Are these really nested comments, or are `(*' and `*)' just ignored within a `{ ... }' comment? In the latter case, also `{ (* }' and `{ *) }' would be comments. This (requiring matching delimiters) would be the behaviour of most compilers I've seen (including GPC in non-standard modes).
(As an aside, there is a THINK Pascal add-on tool which provides the sort of capability nested comments are intended to provide. Basicly, it is just a bulk text editor which modifies blocks of program text with specific character formatting markups to indicate the level of commenting out - no non-standard extensions required since it is just a markup convention employed inside "regular" comment delimiters which the add-on tool assists with using the convention.)

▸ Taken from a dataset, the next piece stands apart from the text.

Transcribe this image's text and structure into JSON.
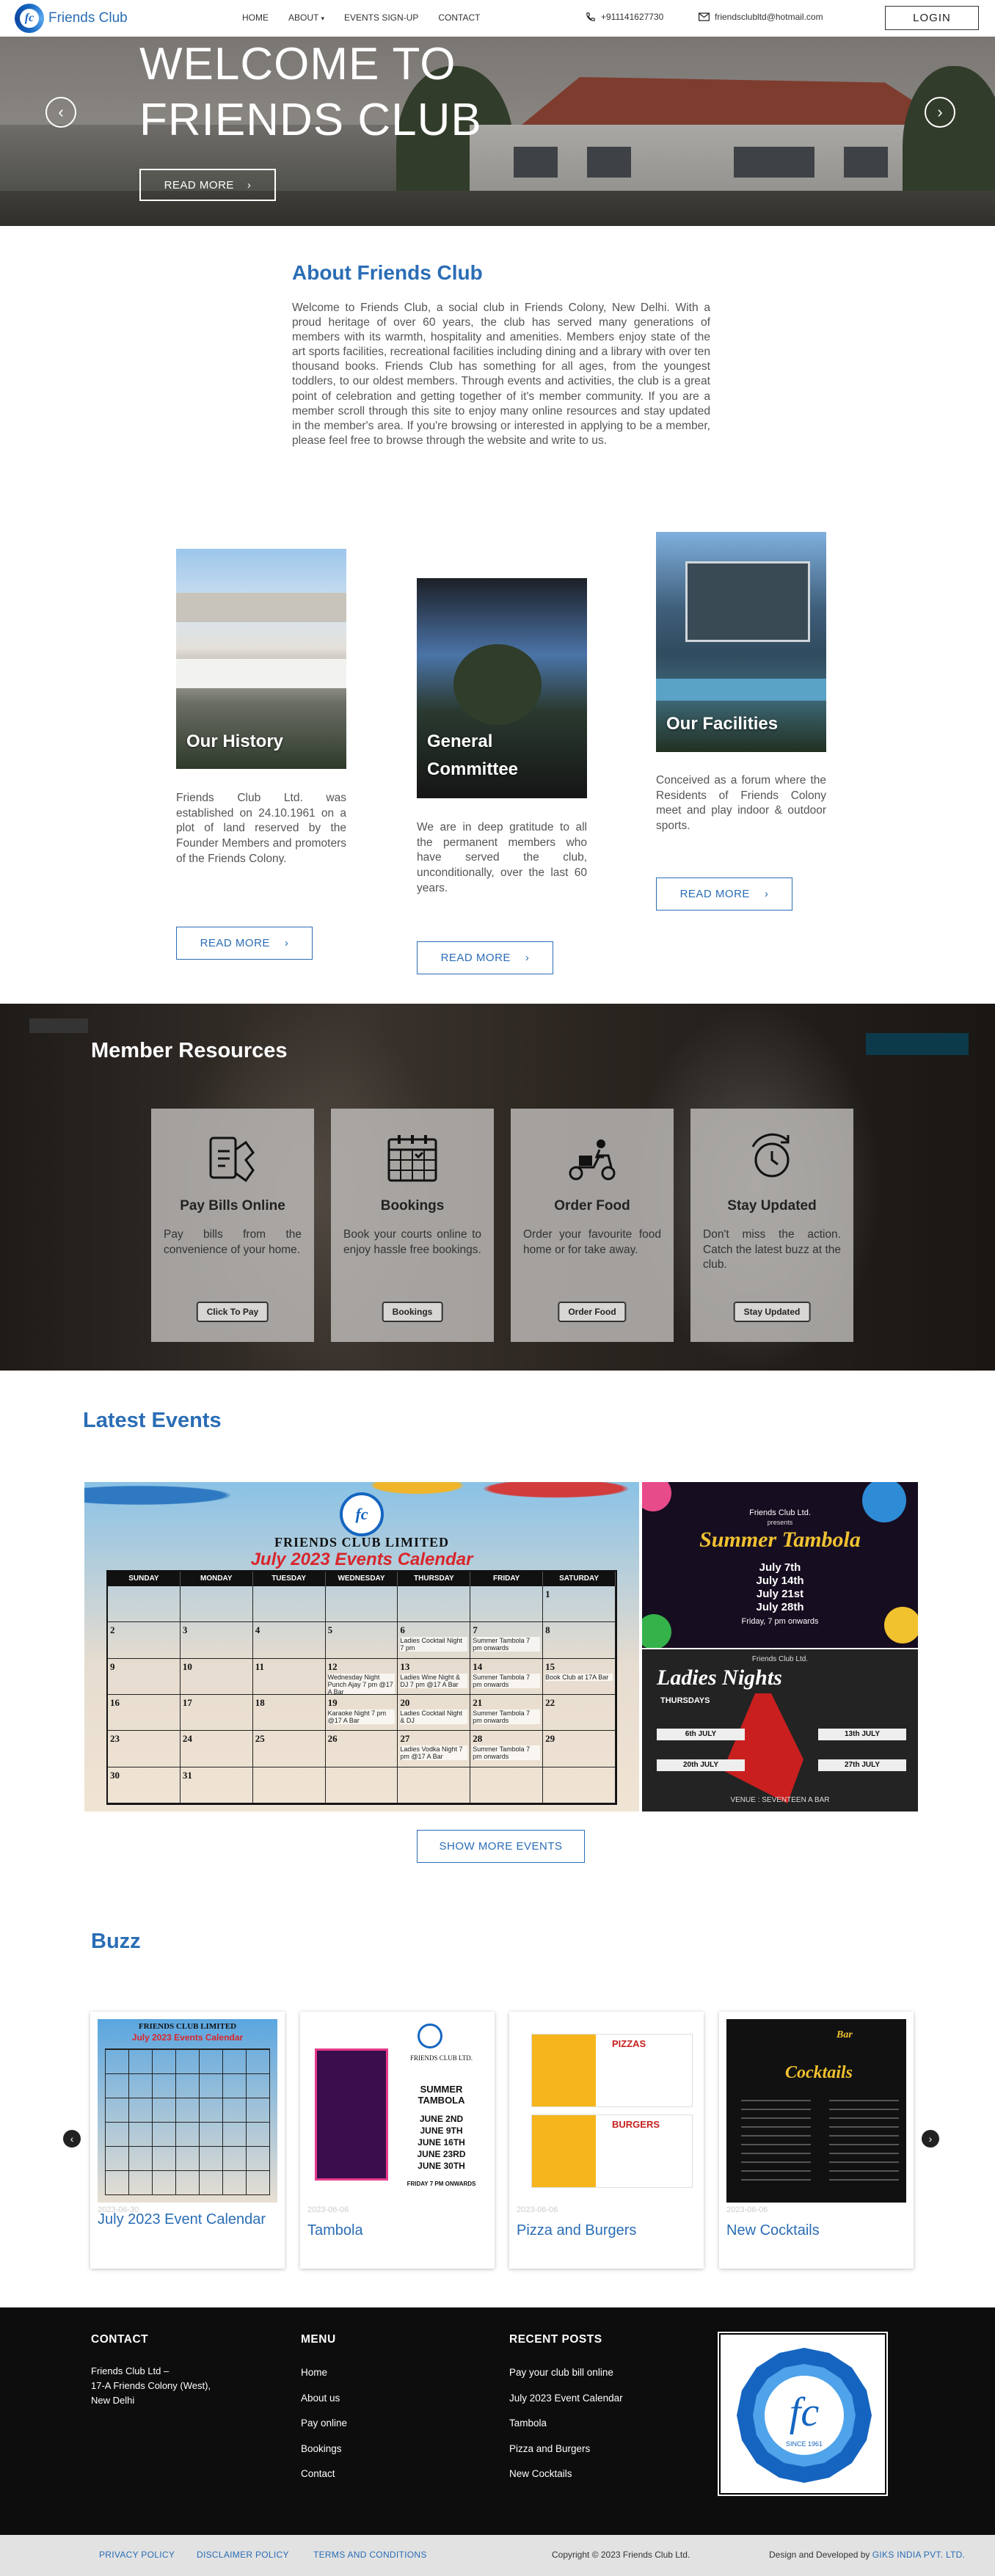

That's really something different. As I wrote, the main usefulness of real nested comments to me is to be able to embed formatted text that uses those characters itself, e.g. TeX code (to describe mathematical routines), or the description of regular expressions in the RegEx unit.
CBFalconer wrote:
The other attitude is that the comments are separate beasts, so that (* commment { junk } more *) is a single star comment which happens to include brace characters (and the inverse). Call this nested comments.
I call these non-mixed comments (or more precisely, comments without mixed forms of delimiters). As you wrote, the `{' and `}' in your example are considered ordinary comment characters, not comment delimiters, so it isn't suitable to speak of `{ junk }' as a nested comment; it's just a sequence of ordinary comment characters. (The practical difference is, as above, that non-matching `{'/`}'s are accepted here, unlike with real nested comments.
I don't believe that any system that counts comment opening symbols so as to allow full comment nesting is useful or desireable.
Feel free not to use it. (`--nested-comments' is not the default is GPC, of course.)
If we are agreed on that then the only thing to discuss is whether, having selected the nested/non-nested formats, the appearance of an open-comment marker in a comment should trigger a warning. It is certainly not an error. I consider the warning should always appear, but others may differ. I would call this warn on possible unclosed comments.
I think a warning could be useful, but not always on, i.e. another option. I wouldn't mind if it's on by default. Maybe even in standard modes (though this construct is standard-compliant, we do warn about other standard-compliant constructs, such as unused variables.)